What is Generative AI?
Generative AI refers to artificial intelligence models that can generate new content or data that is similar to but not identical to the data on which they were trained.
Generative AI has a wide range of applications, including AI-generated content (like social media captions or poetry), images, podcasts, and even code. Unlike conditional AI models, which predict or classify input data within fixed categories, generative models can create novel outputs. Generative AI has significant implications for content creation, data augmentation, and even synthetic data generation for training other AI models.
Key technologies underpinning generative AI include Generative Adversarial Networks (GANs), Variational Autoencoders (VAEs), and transformer models like GPT (Generative Pre-trained Transformer).
How does generative AI differ from other types of AI?
The primary distinction between generative AI and other AI is it can create entirely new content like text, images, audio, and video, rather than just analyzing existing data.
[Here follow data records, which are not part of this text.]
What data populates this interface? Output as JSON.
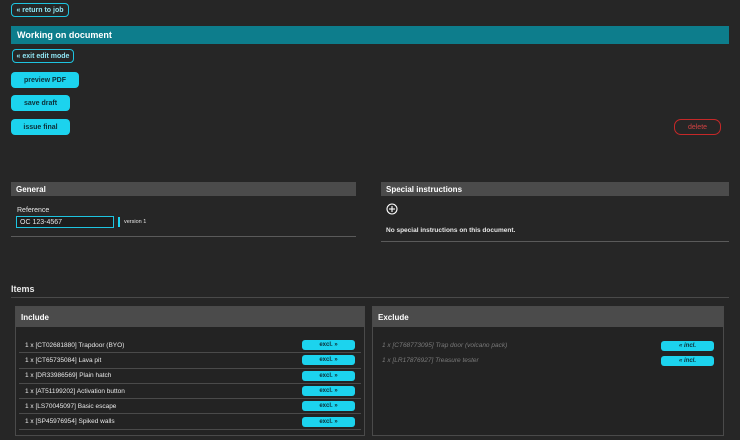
{
  "top": {
    "return_label": "« return to job"
  },
  "header": {
    "title": "Working on document"
  },
  "actions": {
    "exit_edit": "« exit edit mode",
    "preview": "preview PDF",
    "save_draft": "save draft",
    "issue_final": "issue final",
    "delete": "delete"
  },
  "general": {
    "title": "General",
    "reference_label": "Reference",
    "reference_value": "OC 123-4567",
    "version": "version 1"
  },
  "special": {
    "title": "Special instructions",
    "add_icon": "plus-circle-icon",
    "empty_text": "No special instructions on this document."
  },
  "items": {
    "heading": "Items",
    "include": {
      "title": "Include",
      "action_label": "excl. »",
      "rows": [
        "1 x [CT02681880] Trapdoor (BYO)",
        "1 x [CT65735084] Lava pit",
        "1 x [DR33986569] Plain hatch",
        "1 x [AT51199202] Activation button",
        "1 x [LS70045097] Basic escape",
        "1 x [SP45976954] Spiked walls"
      ]
    },
    "exclude": {
      "title": "Exclude",
      "action_label": "« incl.",
      "rows": [
        "1 x [CT68773095] Trap door (volcano pack)",
        "1 x [LR17876927] Treasure tester"
      ]
    }
  },
  "colors": {
    "accent": "#1cd3ee",
    "titlebar": "#0d7d8c",
    "danger": "#c62828",
    "background": "#262626"
  }
}
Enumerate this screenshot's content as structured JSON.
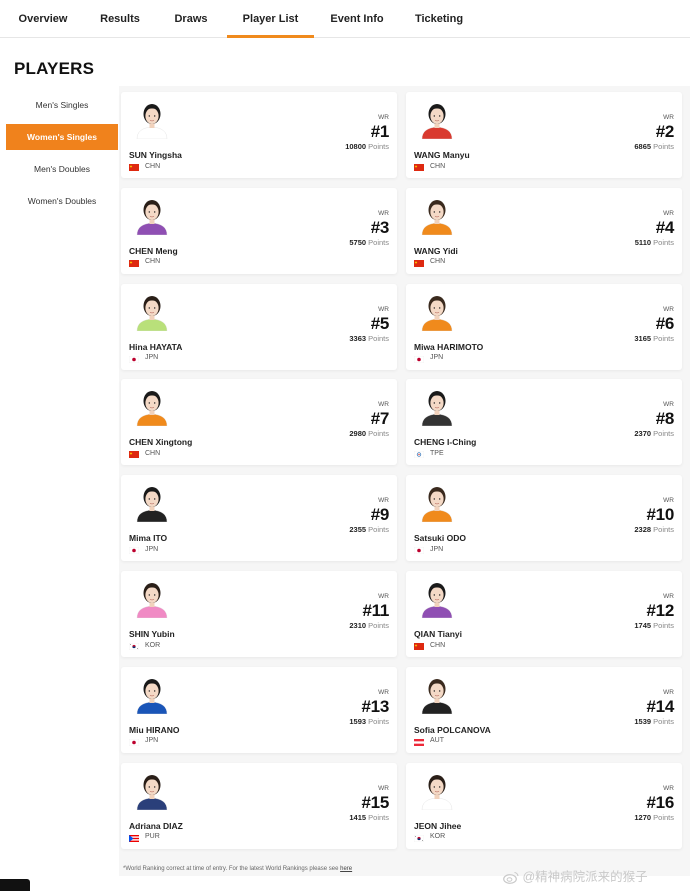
{
  "nav": {
    "tabs": [
      {
        "label": "Overview"
      },
      {
        "label": "Results"
      },
      {
        "label": "Draws"
      },
      {
        "label": "Player List"
      },
      {
        "label": "Event Info"
      },
      {
        "label": "Ticketing"
      }
    ],
    "active": "Player List"
  },
  "page": {
    "title": "PLAYERS"
  },
  "sidebar": {
    "items": [
      {
        "label": "Men's Singles"
      },
      {
        "label": "Women's Singles"
      },
      {
        "label": "Men's Doubles"
      },
      {
        "label": "Women's Doubles"
      }
    ],
    "active": "Women's Singles",
    "accent": "#f0821c"
  },
  "ranking_label": "WR",
  "points_unit": "Points",
  "players": [
    {
      "name": "SUN Yingsha",
      "country": "CHN",
      "rank": "#1",
      "points": "10800"
    },
    {
      "name": "WANG Manyu",
      "country": "CHN",
      "rank": "#2",
      "points": "6865"
    },
    {
      "name": "CHEN Meng",
      "country": "CHN",
      "rank": "#3",
      "points": "5750"
    },
    {
      "name": "WANG Yidi",
      "country": "CHN",
      "rank": "#4",
      "points": "5110"
    },
    {
      "name": "Hina HAYATA",
      "country": "JPN",
      "rank": "#5",
      "points": "3363"
    },
    {
      "name": "Miwa HARIMOTO",
      "country": "JPN",
      "rank": "#6",
      "points": "3165"
    },
    {
      "name": "CHEN Xingtong",
      "country": "CHN",
      "rank": "#7",
      "points": "2980"
    },
    {
      "name": "CHENG I-Ching",
      "country": "TPE",
      "rank": "#8",
      "points": "2370"
    },
    {
      "name": "Mima ITO",
      "country": "JPN",
      "rank": "#9",
      "points": "2355"
    },
    {
      "name": "Satsuki ODO",
      "country": "JPN",
      "rank": "#10",
      "points": "2328"
    },
    {
      "name": "SHIN Yubin",
      "country": "KOR",
      "rank": "#11",
      "points": "2310"
    },
    {
      "name": "QIAN Tianyi",
      "country": "CHN",
      "rank": "#12",
      "points": "1745"
    },
    {
      "name": "Miu HIRANO",
      "country": "JPN",
      "rank": "#13",
      "points": "1593"
    },
    {
      "name": "Sofia POLCANOVA",
      "country": "AUT",
      "rank": "#14",
      "points": "1539"
    },
    {
      "name": "Adriana DIAZ",
      "country": "PUR",
      "rank": "#15",
      "points": "1415"
    },
    {
      "name": "JEON Jihee",
      "country": "KOR",
      "rank": "#16",
      "points": "1270"
    }
  ],
  "footnote": {
    "text": "*World Ranking correct at time of entry. For the latest World Rankings please see ",
    "link": "here"
  },
  "watermark": "@精神病院派来的猴子"
}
Traditional AI systems are designed to perform specific tasks like classification, prediction, or pattern recognition based on predefined rules and training data.
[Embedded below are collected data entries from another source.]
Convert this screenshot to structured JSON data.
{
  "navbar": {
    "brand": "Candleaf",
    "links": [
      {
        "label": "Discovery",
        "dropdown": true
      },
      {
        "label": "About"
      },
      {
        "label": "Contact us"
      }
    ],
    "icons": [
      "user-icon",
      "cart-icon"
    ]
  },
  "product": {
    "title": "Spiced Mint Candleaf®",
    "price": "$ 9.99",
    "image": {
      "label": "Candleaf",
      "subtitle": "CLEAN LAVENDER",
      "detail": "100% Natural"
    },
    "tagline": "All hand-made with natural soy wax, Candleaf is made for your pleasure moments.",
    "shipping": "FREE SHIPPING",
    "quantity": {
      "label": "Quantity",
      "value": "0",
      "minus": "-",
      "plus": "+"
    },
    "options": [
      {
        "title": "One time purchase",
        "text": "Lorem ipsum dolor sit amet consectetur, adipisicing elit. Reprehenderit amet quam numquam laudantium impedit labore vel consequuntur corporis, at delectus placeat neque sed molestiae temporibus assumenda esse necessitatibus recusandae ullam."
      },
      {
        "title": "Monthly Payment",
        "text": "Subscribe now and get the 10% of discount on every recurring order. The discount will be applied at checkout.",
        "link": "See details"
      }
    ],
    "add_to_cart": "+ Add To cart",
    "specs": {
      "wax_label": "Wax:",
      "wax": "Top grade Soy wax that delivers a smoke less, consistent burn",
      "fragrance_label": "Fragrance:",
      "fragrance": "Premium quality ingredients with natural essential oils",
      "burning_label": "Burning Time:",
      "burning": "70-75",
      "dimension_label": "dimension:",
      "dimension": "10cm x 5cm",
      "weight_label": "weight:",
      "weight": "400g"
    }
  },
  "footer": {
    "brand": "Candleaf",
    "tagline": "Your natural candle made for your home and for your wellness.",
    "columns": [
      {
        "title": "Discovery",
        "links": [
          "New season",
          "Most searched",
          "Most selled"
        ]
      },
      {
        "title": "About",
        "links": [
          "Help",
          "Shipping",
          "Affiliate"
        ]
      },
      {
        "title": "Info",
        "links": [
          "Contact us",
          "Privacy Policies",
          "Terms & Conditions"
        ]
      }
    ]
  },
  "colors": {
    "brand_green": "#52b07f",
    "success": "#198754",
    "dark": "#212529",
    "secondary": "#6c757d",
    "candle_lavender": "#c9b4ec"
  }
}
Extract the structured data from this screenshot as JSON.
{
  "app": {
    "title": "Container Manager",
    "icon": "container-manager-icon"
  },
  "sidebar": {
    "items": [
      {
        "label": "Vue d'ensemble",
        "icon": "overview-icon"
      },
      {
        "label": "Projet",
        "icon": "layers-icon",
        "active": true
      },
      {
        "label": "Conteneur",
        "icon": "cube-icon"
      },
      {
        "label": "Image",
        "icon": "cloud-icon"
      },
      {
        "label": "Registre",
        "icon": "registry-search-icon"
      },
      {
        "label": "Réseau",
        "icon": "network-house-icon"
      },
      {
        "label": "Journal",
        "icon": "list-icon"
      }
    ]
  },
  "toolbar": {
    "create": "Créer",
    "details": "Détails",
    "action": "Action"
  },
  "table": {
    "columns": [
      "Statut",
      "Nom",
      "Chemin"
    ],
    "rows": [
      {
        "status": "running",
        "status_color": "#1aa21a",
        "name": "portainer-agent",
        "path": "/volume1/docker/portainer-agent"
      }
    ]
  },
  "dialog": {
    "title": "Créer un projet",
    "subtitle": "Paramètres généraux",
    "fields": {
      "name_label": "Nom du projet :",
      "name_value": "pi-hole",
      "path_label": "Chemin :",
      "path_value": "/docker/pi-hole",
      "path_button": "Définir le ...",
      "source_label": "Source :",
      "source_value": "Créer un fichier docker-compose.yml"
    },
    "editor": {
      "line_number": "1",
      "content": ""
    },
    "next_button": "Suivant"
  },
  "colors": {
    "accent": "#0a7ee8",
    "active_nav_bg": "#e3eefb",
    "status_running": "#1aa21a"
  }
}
Here are more differences:
- Data-driven approach: Generative AI takes a data-driven approach, learning patterns and relationships from large datasets using techniques like deep neural networks. It does not rely on explicit rules programmed by humans. Instead, it generates new outputs by capturing the underlying distributions in the training data.
- Unsupervised learning: While traditional AI often employs supervised learning on labeled data, generative AI excels at unsupervised learning, finding patterns in unlabeled data without human guidance. This allows it to generate novel content resembling the training data.
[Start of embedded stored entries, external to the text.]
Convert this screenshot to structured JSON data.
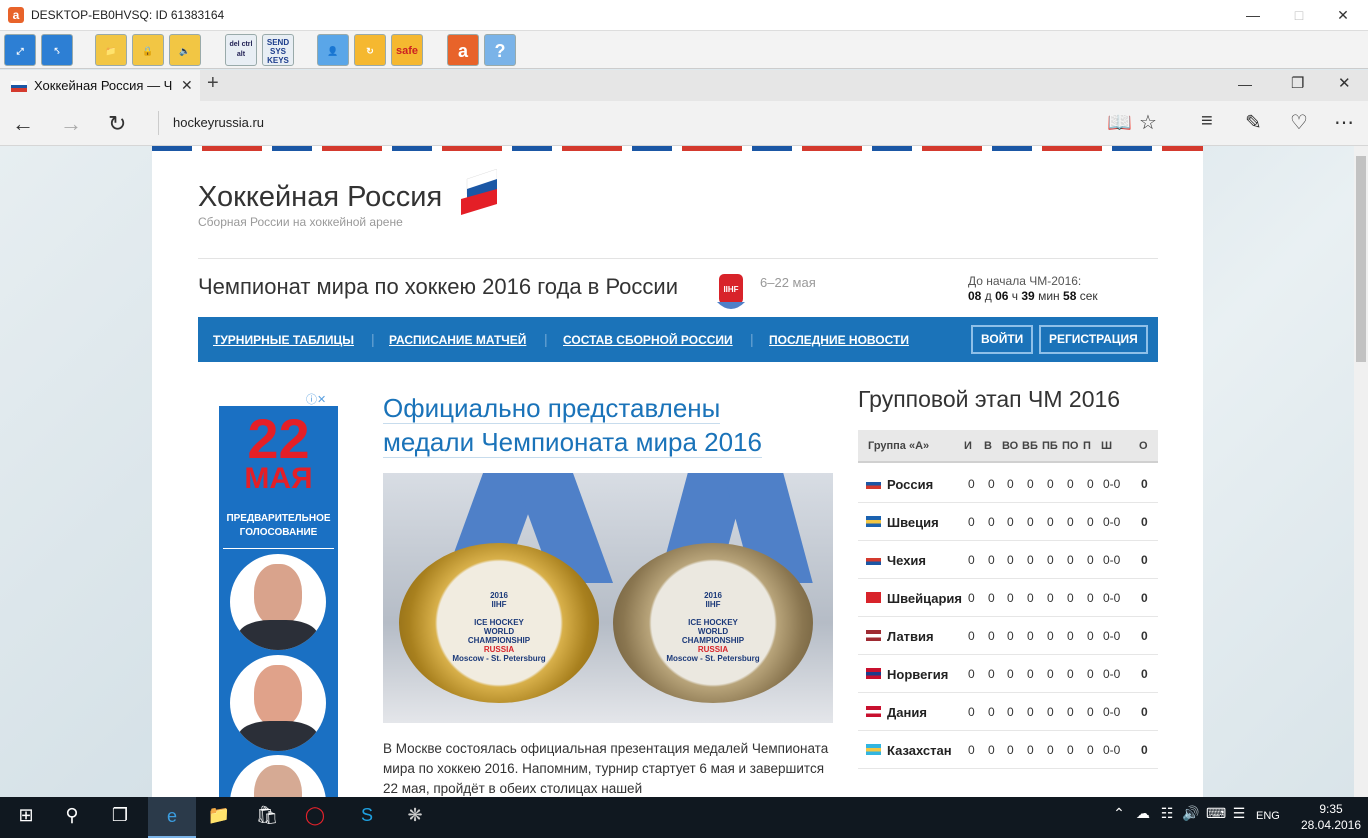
{
  "remote": {
    "title": "DESKTOP-EB0HVSQ: ID 61383164",
    "app_icon_letter": "a",
    "toolbar": [
      "del ctrl alt",
      "SEND SYS KEYS",
      "safe",
      "?"
    ]
  },
  "browser": {
    "tab_title": "Хоккейная Россия — Ч",
    "url": "hockeyrussia.ru"
  },
  "site": {
    "brand": "Хоккейная Россия",
    "tagline": "Сборная России на хоккейной арене",
    "championship": "Чемпионат мира по хоккею 2016 года в России",
    "iihf_label": "IIHF",
    "dates": "6–22 мая",
    "countdown_label": "До начала ЧМ-2016:",
    "countdown": {
      "days": "08",
      "d": "д",
      "hours": "06",
      "h": "ч",
      "minutes": "39",
      "m": "мин",
      "seconds": "58",
      "s": "сек"
    },
    "nav": [
      "ТУРНИРНЫЕ ТАБЛИЦЫ",
      "РАСПИСАНИЕ МАТЧЕЙ",
      "СОСТАВ СБОРНОЙ РОССИИ",
      "ПОСЛЕДНИЕ НОВОСТИ"
    ],
    "login": "ВОЙТИ",
    "register": "РЕГИСТРАЦИЯ"
  },
  "ad": {
    "number": "22",
    "month": "МАЯ",
    "line1": "ПРЕДВАРИТЕЛЬНОЕ",
    "line2": "ГОЛОСОВАНИЕ",
    "info": "ⓘ✕"
  },
  "article": {
    "title": "Официально представлены медали Чемпионата мира 2016",
    "medal_text": [
      "2016",
      "IIHF",
      "ICE HOCKEY",
      "WORLD",
      "CHAMPIONSHIP",
      "RUSSIA",
      "Moscow - St. Petersburg"
    ],
    "body": "В Москве состоялась официальная презентация медалей Чемпионата мира по хоккею 2016. Напомним, турнир стартует 6 мая и завершится 22 мая, пройдёт в обеих столицах нашей"
  },
  "standings": {
    "title": "Групповой этап ЧМ 2016",
    "headers": [
      "Группа «А»",
      "И",
      "В",
      "ВО",
      "ВБ",
      "ПБ",
      "ПО",
      "П",
      "Ш",
      "О"
    ],
    "rows": [
      {
        "country": "Россия",
        "vals": [
          "0",
          "0",
          "0",
          "0",
          "0",
          "0",
          "0",
          "0-0",
          "0"
        ]
      },
      {
        "country": "Швеция",
        "vals": [
          "0",
          "0",
          "0",
          "0",
          "0",
          "0",
          "0",
          "0-0",
          "0"
        ]
      },
      {
        "country": "Чехия",
        "vals": [
          "0",
          "0",
          "0",
          "0",
          "0",
          "0",
          "0",
          "0-0",
          "0"
        ]
      },
      {
        "country": "Швейцария",
        "vals": [
          "0",
          "0",
          "0",
          "0",
          "0",
          "0",
          "0",
          "0-0",
          "0"
        ]
      },
      {
        "country": "Латвия",
        "vals": [
          "0",
          "0",
          "0",
          "0",
          "0",
          "0",
          "0",
          "0-0",
          "0"
        ]
      },
      {
        "country": "Норвегия",
        "vals": [
          "0",
          "0",
          "0",
          "0",
          "0",
          "0",
          "0",
          "0-0",
          "0"
        ]
      },
      {
        "country": "Дания",
        "vals": [
          "0",
          "0",
          "0",
          "0",
          "0",
          "0",
          "0",
          "0-0",
          "0"
        ]
      },
      {
        "country": "Казахстан",
        "vals": [
          "0",
          "0",
          "0",
          "0",
          "0",
          "0",
          "0",
          "0-0",
          "0"
        ]
      }
    ]
  },
  "taskbar": {
    "lang": "ENG",
    "time": "9:35",
    "date": "28.04.2016"
  },
  "colors": {
    "nav_blue": "#1b73b9",
    "link_blue": "#1a73b9",
    "flag_red": "#e41f27"
  }
}
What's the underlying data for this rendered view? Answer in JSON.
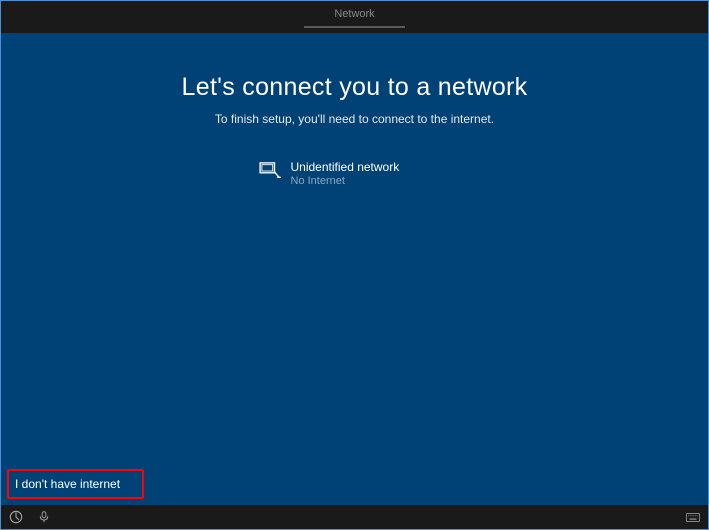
{
  "header": {
    "tab_label": "Network"
  },
  "main": {
    "title": "Let's connect you to a network",
    "subtitle": "To finish setup, you'll need to connect to the internet."
  },
  "networks": [
    {
      "name": "Unidentified network",
      "status": "No Internet"
    }
  ],
  "actions": {
    "skip_label": "I don't have internet"
  }
}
- Generative vs discriminative models: Traditional AI typically uses discriminative models that learn to classify inputs into predefined categories. Generative AI uses generative models that learn the probability distribution of the data to generate new samples similar to the training data.
- Creativity and adaptability: Generative AI exhibits creativity by producing original content and can adapt to different data distributions, while traditional AI follows predefined rules and cannot generate truly novel outputs or adapt without retraining.